Radical cost reductions in data pricing and mobile phones in the Global South have brought the next billion users online, many from the lower socio-economic segment. Global tech companies are expanding their data empires with the next billion users fast becoming their biggest data producers and consumers. Governments and development organizations view the rise of these mobile platforms as a novel opportunity as they embark on building service applications to connect with and mobilize these long-neglected demographics. They are doing so by partnering with tech companies in what is seen as a win-win relationship. As data becomes the so called fuel that is meant to feed into the smart and AI (artificial intelligence) driven economy, there urgently needs to be a far more rigorous discussion on what constitutes as global privacy values. Also, we need to ensure that already disadvantaged populations do not become victims of data breaches, privacy violations and targets of unsolicited and misinformed content, amplifying their vulnerability.

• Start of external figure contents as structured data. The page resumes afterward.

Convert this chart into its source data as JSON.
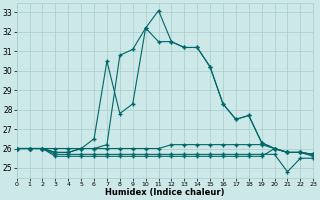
{
  "xlabel": "Humidex (Indice chaleur)",
  "background_color": "#cce8e8",
  "line_color": "#006666",
  "grid_color": "#aacccc",
  "x": [
    0,
    1,
    2,
    3,
    4,
    5,
    6,
    7,
    8,
    9,
    10,
    11,
    12,
    13,
    14,
    15,
    16,
    17,
    18,
    19,
    20,
    21,
    22,
    23
  ],
  "series1": [
    26.0,
    26.0,
    26.0,
    26.0,
    26.0,
    26.0,
    26.5,
    30.5,
    27.8,
    28.3,
    32.2,
    33.1,
    31.5,
    31.2,
    31.2,
    30.2,
    28.3,
    27.5,
    27.7,
    26.3,
    26.0,
    25.8,
    25.8,
    25.7
  ],
  "series2": [
    26.0,
    26.0,
    26.0,
    25.8,
    25.8,
    26.0,
    26.0,
    26.2,
    30.8,
    31.1,
    32.2,
    31.5,
    31.5,
    31.2,
    31.2,
    30.2,
    28.3,
    27.5,
    27.7,
    26.3,
    26.0,
    25.8,
    25.8,
    25.7
  ],
  "series3": [
    26.0,
    26.0,
    26.0,
    25.8,
    25.8,
    26.0,
    26.0,
    26.0,
    26.0,
    26.0,
    26.0,
    26.0,
    26.2,
    26.2,
    26.2,
    26.2,
    26.2,
    26.2,
    26.2,
    26.2,
    26.0,
    25.8,
    25.8,
    25.7
  ],
  "series4": [
    26.0,
    26.0,
    26.0,
    25.7,
    25.7,
    25.7,
    25.7,
    25.7,
    25.7,
    25.7,
    25.7,
    25.7,
    25.7,
    25.7,
    25.7,
    25.7,
    25.7,
    25.7,
    25.7,
    25.7,
    25.7,
    24.8,
    25.5,
    25.5
  ],
  "series5": [
    26.0,
    26.0,
    26.0,
    25.6,
    25.6,
    25.6,
    25.6,
    25.6,
    25.6,
    25.6,
    25.6,
    25.6,
    25.6,
    25.6,
    25.6,
    25.6,
    25.6,
    25.6,
    25.6,
    25.6,
    26.0,
    25.8,
    25.8,
    25.6
  ],
  "xlim": [
    0,
    23
  ],
  "ylim": [
    24.5,
    33.5
  ],
  "yticks": [
    25,
    26,
    27,
    28,
    29,
    30,
    31,
    32,
    33
  ],
  "xticks": [
    0,
    1,
    2,
    3,
    4,
    5,
    6,
    7,
    8,
    9,
    10,
    11,
    12,
    13,
    14,
    15,
    16,
    17,
    18,
    19,
    20,
    21,
    22,
    23
  ]
}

"Privacy by Design for the Next Billion" – Great keynote presentation by Payal Arora at the #IDIA2020 conference on 26th March 2020 / 07h30 (UTC). @3Lmantra #ICT4D #Privacy Click To Tweet

The fact is that as of now, the concept of privacy continues to be viewed through a market-based and ethnocentric lens, disproportionately drawing from empirical evidence of perceptions and behaviors of Western-based, white, male, and middle-class demographics. Traditional development paradigms continue to view privacy as a luxury while they tackle what they see as the more urgent needs and wants of daily sustenance. We need to break away from these traditional constraints and radically rethink tech and development frameworks long dictating the global South. We need to channel our energies to pioneer privacy by design frameworks that optimize for civility, dignity, and pleasure, broadening the prevalent emphasis on optimizing for profit and efficiency. These pathways can pave the way for a global and ethical standard for privacy governance worldwide, particularly for the marginalized majority.